The measure also is designed to help stabilize markets, in part by making credit more easily available amid rising defaults and falling home values.
The bill permanently increases to $625,500 the size of home loans in high-cost areas that the government-sponsored mortgage companies Fannie Mae and Freddie Mac can buy and that the FHA can insure. It would otherwise have reverted to $417,000 for Fannie and Freddie and $362,790 for the FHA by the end of the year.
The White House sought to focus attention on parts of the legislation aimed at calming markets. Those include the offer of a temporary but unlimited government line of credit for troubled Fannie Mae and Freddie Mac. The Treasury Department gains power, until the end of 2009, to lend them emergency money or buy their stock.
This is considered crucial because investor fears about the health of the companies, which buy or guarantee about half of the nation's mortgage loans.
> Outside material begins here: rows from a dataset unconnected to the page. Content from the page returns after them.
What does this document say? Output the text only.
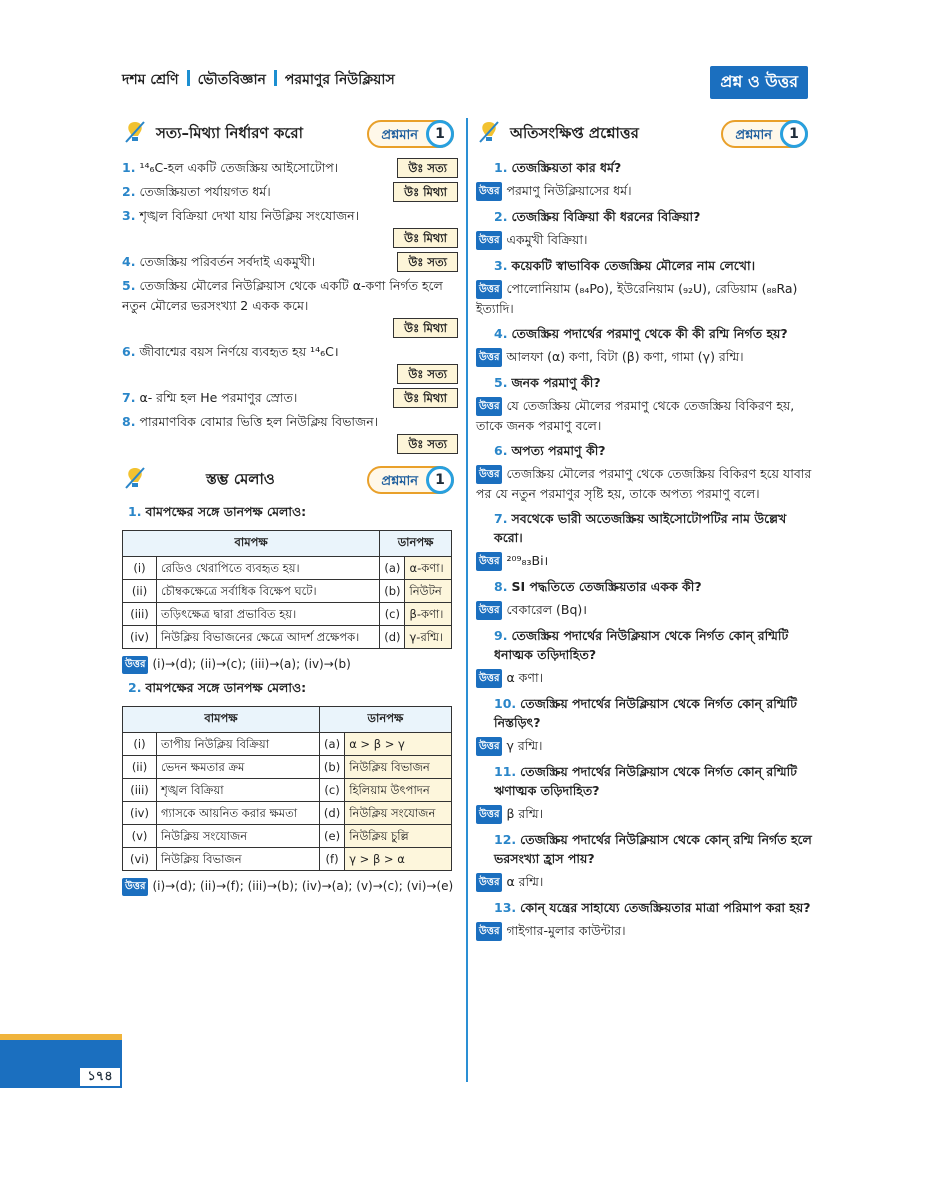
দশম শ্রেণি ভৌতবিজ্ঞান পরমাণুর নিউক্লিয়াস	প্রশ্ন ও উত্তর
সত্য–মিথ্যা নির্ধারণ করো	প্রশ্নমান	1
1. ¹⁴₆C-হল একটি তেজস্ক্রিয় আইসোটোপ।	উঃ সত্য
2. তেজস্ক্রিয়তা পর্যায়গত ধর্ম।	উঃ মিথ্যা
3. শৃঙ্খল বিক্রিয়া দেখা যায় নিউক্লিয় সংযোজন।
উঃ মিথ্যা
4. তেজস্ক্রিয় পরিবর্তন সর্বদাই একমুখী।	উঃ সত্য
5. তেজস্ক্রিয় মৌলের নিউক্লিয়াস থেকে একটি α-কণা নির্গত হলে নতুন মৌলের ভরসংখ্যা 2 একক কমে।
উঃ মিথ্যা
6. জীবাশ্মের বয়স নির্ণয়ে ব্যবহৃত হয় ¹⁴₆C।
উঃ সত্য
7. α- রশ্মি হল He পরমাণুর স্রোত।	উঃ মিথ্যা
8. পারমাণবিক বোমার ভিত্তি হল নিউক্লিয় বিভাজন।
উঃ সত্য
স্তম্ভ মেলাও	প্রশ্নমান	1
1. বামপক্ষের সঙ্গে ডানপক্ষ মেলাও:
বামপক্ষ		ডানপক্ষ	
(i)	রেডিও থেরাপিতে ব্যবহৃত হয়।	(a)	α-কণা।
(ii)	চৌম্বকক্ষেত্রে সর্বাধিক বিক্ষেপ ঘটে।	(b)	নিউটন
(iii)	তড়িৎক্ষেত্র দ্বারা প্রভাবিত হয়।	(c)	β-কণা।
(iv)	নিউক্লিয় বিভাজনের ক্ষেত্রে আদর্শ প্রক্ষেপক।	(d)	γ-রশ্মি।
উত্তর (i)→(d); (ii)→(c); (iii)→(a); (iv)→(b)
2. বামপক্ষের সঙ্গে ডানপক্ষ মেলাও:
বামপক্ষ		ডানপক্ষ	
(i)	তাপীয় নিউক্লিয় বিক্রিয়া	(a)	α > β > γ
(ii)	ভেদন ক্ষমতার ক্রম	(b)	নিউক্লিয় বিভাজন
(iii)	শৃঙ্খল বিক্রিয়া	(c)	হিলিয়াম উৎপাদন
(iv)	গ্যাসকে আয়নিত করার ক্ষমতা	(d)	নিউক্লিয় সংযোজন
(v)	নিউক্লিয় সংযোজন	(e)	নিউক্লিয় চুল্লি
(vi)	নিউক্লিয় বিভাজন	(f)	γ > β > α
উত্তর (i)→(d); (ii)→(f); (iii)→(b); (iv)→(a); (v)→(c); (vi)→(e)
অতিসংক্ষিপ্ত প্রশ্নোত্তর	প্রশ্নমান	1
1. তেজস্ক্রিয়তা কার ধর্ম?
উত্তর পরমাণু নিউক্লিয়াসের ধর্ম।
2. তেজস্ক্রিয় বিক্রিয়া কী ধরনের বিক্রিয়া?
উত্তর একমুখী বিক্রিয়া।
3. কয়েকটি স্বাভাবিক তেজস্ক্রিয় মৌলের নাম লেখো।
উত্তর পোলোনিয়াম (₈₄Po), ইউরেনিয়াম (₉₂U), রেডিয়াম (₈₈Ra) ইত্যাদি।
4. তেজস্ক্রিয় পদার্থের পরমাণু থেকে কী কী রশ্মি নির্গত হয়?
উত্তর আলফা (α) কণা, বিটা (β) কণা, গামা (γ) রশ্মি।
5. জনক পরমাণু কী?
উত্তর যে তেজস্ক্রিয় মৌলের পরমাণু থেকে তেজস্ক্রিয় বিকিরণ হয়, তাকে জনক পরমাণু বলে।
6. অপত্য পরমাণু কী?
উত্তর তেজস্ক্রিয় মৌলের পরমাণু থেকে তেজস্ক্রিয় বিকিরণ হয়ে যাবার পর যে নতুন পরমাণুর সৃষ্টি হয়, তাকে অপত্য পরমাণু বলে।
7. সবথেকে ভারী অতেজস্ক্রিয় আইসোটোপটির নাম উল্লেখ করো।
উত্তর ²⁰⁹₈₃Bi।
8. SI পদ্ধতিতে তেজস্ক্রিয়তার একক কী?
উত্তর বেকারেল (Bq)।
9. তেজস্ক্রিয় পদার্থের নিউক্লিয়াস থেকে নির্গত কোন্ রশ্মিটি ধনাত্মক তড়িদাহিত?
উত্তর α কণা।
10. তেজস্ক্রিয় পদার্থের নিউক্লিয়াস থেকে নির্গত কোন্ রশ্মিটি নিস্তড়িৎ?
উত্তর γ রশ্মি।
11. তেজস্ক্রিয় পদার্থের নিউক্লিয়াস থেকে নির্গত কোন্ রশ্মিটি ঋণাত্মক তড়িদাহিত?
উত্তর β রশ্মি।
12. তেজস্ক্রিয় পদার্থের নিউক্লিয়াস থেকে কোন্ রশ্মি নির্গত হলে ভরসংখ্যা হ্রাস পায়?
উত্তর α রশ্মি।
13. কোন্ যন্ত্রের সাহায্যে তেজস্ক্রিয়তার মাত্রা পরিমাপ করা হয়?
উত্তর গাইগার-মুলার কাউন্টার।
১৭৪
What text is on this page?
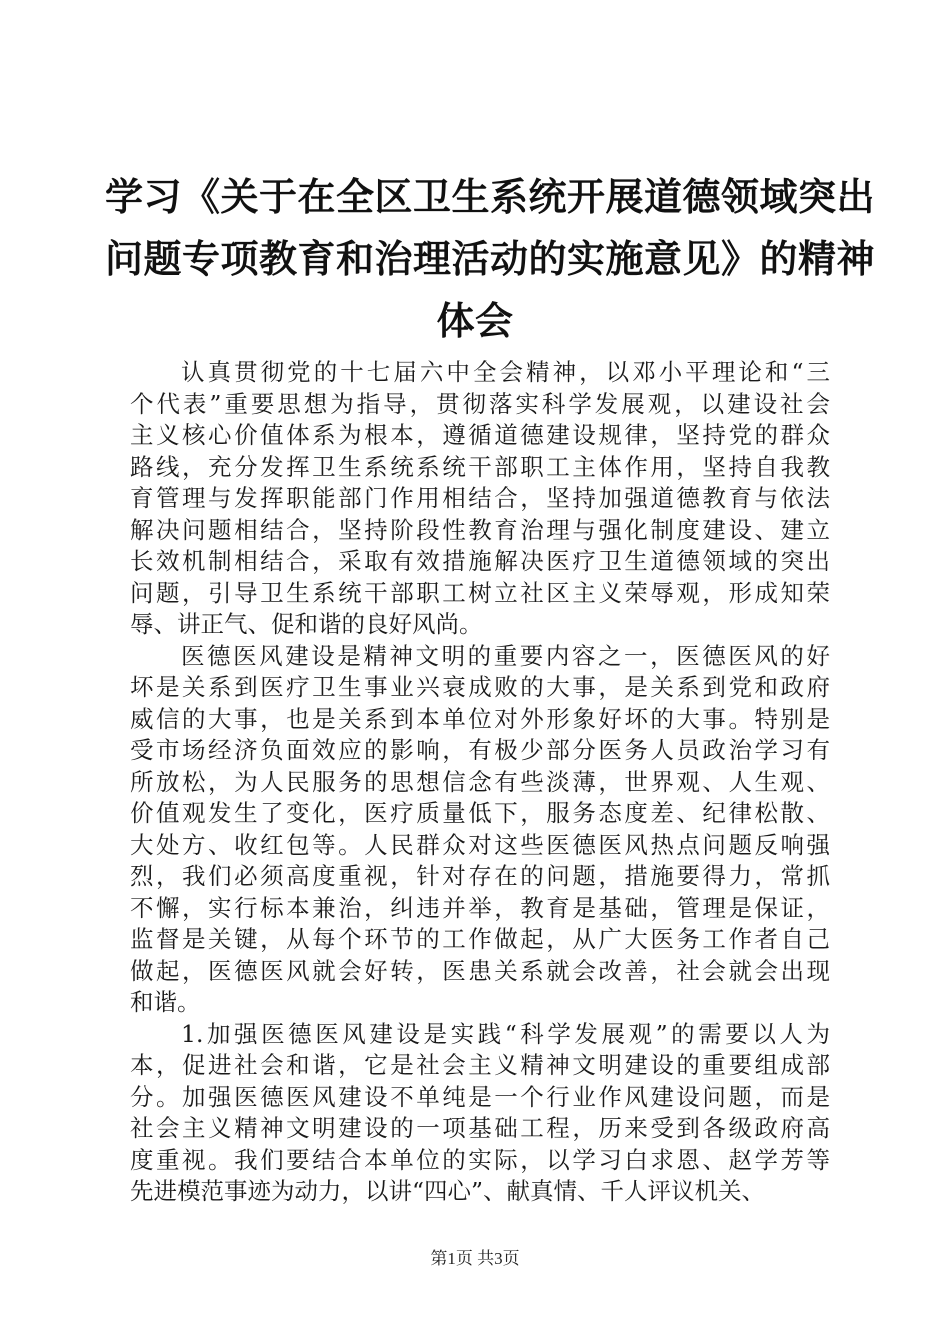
学习《关于在全区卫生系统开展道德领域突出
问题专项教育和治理活动的实施意见》的精神
体会
认真贯彻党的十七届六中全会精神，以邓小平理论和“三
个代表”重要思想为指导，贯彻落实科学发展观，以建设社会
主义核心价值体系为根本，遵循道德建设规律，坚持党的群众
路线，充分发挥卫生系统系统干部职工主体作用，坚持自我教
育管理与发挥职能部门作用相结合，坚持加强道德教育与依法
解决问题相结合，坚持阶段性教育治理与强化制度建设、建立
长效机制相结合，采取有效措施解决医疗卫生道德领域的突出
问题，引导卫生系统干部职工树立社区主义荣辱观，形成知荣
辱、讲正气、促和谐的良好风尚。
医德医风建设是精神文明的重要内容之一，医德医风的好
坏是关系到医疗卫生事业兴衰成败的大事，是关系到党和政府
威信的大事，也是关系到本单位对外形象好坏的大事。特别是
受市场经济负面效应的影响，有极少部分医务人员政治学习有
所放松，为人民服务的思想信念有些淡薄，世界观、人生观、
价值观发生了变化，医疗质量低下，服务态度差、纪律松散、
大处方、收红包等。人民群众对这些医德医风热点问题反响强
烈，我们必须高度重视，针对存在的问题，措施要得力，常抓
不懈，实行标本兼治，纠违并举，教育是基础，管理是保证，
监督是关键，从每个环节的工作做起，从广大医务工作者自己
做起，医德医风就会好转，医患关系就会改善，社会就会出现
和谐。
1.加强医德医风建设是实践“科学发展观”的需要以人为
本，促进社会和谐，它是社会主义精神文明建设的重要组成部
分。加强医德医风建设不单纯是一个行业作风建设问题，而是
社会主义精神文明建设的一项基础工程，历来受到各级政府高
度重视。我们要结合本单位的实际，以学习白求恩、赵学芳等
先进模范事迹为动力，以讲“四心”、献真情、千人评议机关、
第1页 共3页
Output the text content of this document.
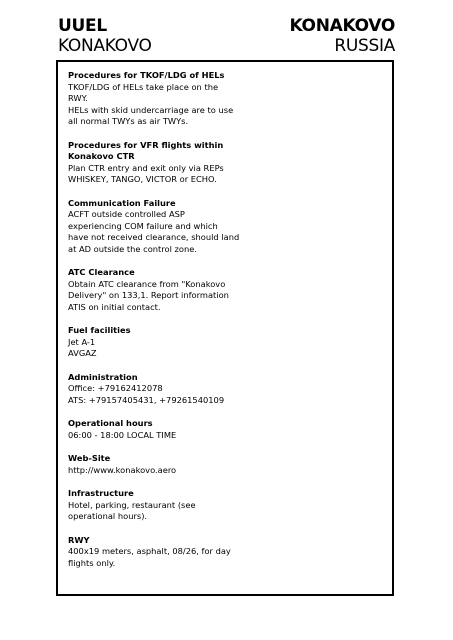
UUEL
KONAKOVO
KONAKOVO
RUSSIA
Procedures for TKOF/LDG of HELs
TKOF/LDG of HELs take place on the
RWY.
HELs with skid undercarriage are to use
all normal TWYs as air TWYs.
Procedures for VFR flights within
Konakovo CTR
Plan CTR entry and exit only via REPs
WHISKEY, TANGO, VICTOR or ECHO.
Communication Failure
ACFT outside controlled ASP
experiencing COM failure and which
have not received clearance, should land
at AD outside the control zone.
ATC Clearance
Obtain ATC clearance from "Konakovo
Delivery" on 133,1. Report information
ATIS on initial contact.
Fuel facilities
Jet A-1
AVGAZ
Administration
Office: +79162412078
ATS: +79157405431, +79261540109
Operational hours
06:00 - 18:00 LOCAL TIME
Web-Site
http://www.konakovo.aero
Infrastructure
Hotel, parking, restaurant (see
operational hours).
RWY
400x19 meters, asphalt, 08/26, for day
flights only.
An overhaul of the Depression-era FHA also was requested by Bush. So, too, was the provision to keep homeowners from making overly risky mortgage choices by requiring lenders to show how high a borrower's payment could get under the terms of his mortgage. It provides $180 million in preforeclosure counseling.
Democratic leaders added an $800 billion increase, to $10.6 trillion, in the statutory limit on the national debt.
The House passed the bill a week ago. Senators voted on Saturday to send it to the president. The votes were supported by many Republicans, particularly those from areas hit hardest by housing woes.
Through the process, Bush did not like what he saw emerging from Congress and said he would veto it. At first, he opposed the foreclosure rescue through the FHA as an overly cumbersome bailout. Later, though, his veto threat was focused almost entirely on the $3.9 billion in neighborhood grants, which he said would encourage lenders to foreclose rather than work with borrowers.